Diante disso, entendemos que a Solução de Consulta nº 7/2021 deve ser lida com ressalvas, pois não se trata de uma autorização a empresas para a tributação pelas margens de presunção de receitas de imóveis originalmente contabilizados no não circulante e reclassificados antes da venda. No caso em análise, a Receita Federal verificou não apenas a atividade da empresa, mas também a habitualidade com que essas operações eram praticadas: “[…] a saber, a manutenção de imóveis para aluguel e posterior venda desses imóveis, é prática comum, o que denota habitualidade da operação, permitindo, assim, caracterizá-la como parte do ciclo operacional do seu negócio”.

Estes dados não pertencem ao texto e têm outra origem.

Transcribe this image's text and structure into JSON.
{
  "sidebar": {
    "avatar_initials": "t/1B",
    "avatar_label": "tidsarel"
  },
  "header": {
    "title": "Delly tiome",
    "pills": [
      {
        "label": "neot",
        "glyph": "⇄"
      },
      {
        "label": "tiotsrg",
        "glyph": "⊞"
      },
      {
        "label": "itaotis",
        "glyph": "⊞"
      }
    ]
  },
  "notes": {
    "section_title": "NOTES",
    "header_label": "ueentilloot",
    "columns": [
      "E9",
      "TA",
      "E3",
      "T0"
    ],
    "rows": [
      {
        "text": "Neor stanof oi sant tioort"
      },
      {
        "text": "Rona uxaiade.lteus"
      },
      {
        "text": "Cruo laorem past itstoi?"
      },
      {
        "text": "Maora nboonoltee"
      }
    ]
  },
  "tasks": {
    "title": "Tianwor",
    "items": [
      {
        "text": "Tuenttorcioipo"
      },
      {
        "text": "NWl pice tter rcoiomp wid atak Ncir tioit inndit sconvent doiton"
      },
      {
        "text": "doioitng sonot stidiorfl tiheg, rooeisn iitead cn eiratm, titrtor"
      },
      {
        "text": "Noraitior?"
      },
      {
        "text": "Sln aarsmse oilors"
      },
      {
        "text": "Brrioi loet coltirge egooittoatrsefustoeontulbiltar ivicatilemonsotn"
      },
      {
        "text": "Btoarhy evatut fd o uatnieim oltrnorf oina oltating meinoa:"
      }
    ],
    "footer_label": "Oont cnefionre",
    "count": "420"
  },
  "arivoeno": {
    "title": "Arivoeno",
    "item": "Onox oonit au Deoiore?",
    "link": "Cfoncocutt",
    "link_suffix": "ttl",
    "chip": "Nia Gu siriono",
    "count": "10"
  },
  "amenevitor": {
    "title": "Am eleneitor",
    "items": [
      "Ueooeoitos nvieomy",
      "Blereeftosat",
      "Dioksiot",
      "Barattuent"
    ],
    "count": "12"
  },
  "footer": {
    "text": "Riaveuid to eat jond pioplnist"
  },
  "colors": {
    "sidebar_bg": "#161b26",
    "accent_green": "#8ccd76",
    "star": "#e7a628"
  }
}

Diante dessas manifestações da Receita Federal , entendemos possível afirmar que, para o órgão, a aplicação dos coeficientes de presunção passa pela verificação cumulativa dos seguintes requisitos: (i) previsão de atividade imobiliária no contrato ou estatuto social; (ii) prática efetiva e habitual de atividade imobiliária (no caso, a venda de imóveis), caracterizando-a como atividade principal[5]; (iii) ingresso dos imóveis no patrimônio da pessoa jurídica com intenção de alienação (sem prejuízo deste imóvel ser locado para terceiros); (iv) que o imóvel nunca tenha sido utilizado para as atividades da pessoa jurídica, como, por exemplo, no caso de sede. Apenas após a constatação desses requisitos é que a Receita Federal entende possível não aplicar a regra de apuração de ganho de capital.

Assim, entendemos que a concepção da Receita Federal, expressa na Solução de Consulta COSIT nº 7/2021, não representa mudança de posicionamento do órgão, trazendo, no máximo, mais clareza quanto àquilo que havia sido destacado na Solução de Consulta COSIT nº 251/2018.

Ou seja, assim como já fez anteriormente, a Receita Federal observou a dinâmica das atividades das pessoas jurídicas e verificou a finalidade pela qual os imóveis ingressaram em seus patrimônios, para então definir a forma de tributação.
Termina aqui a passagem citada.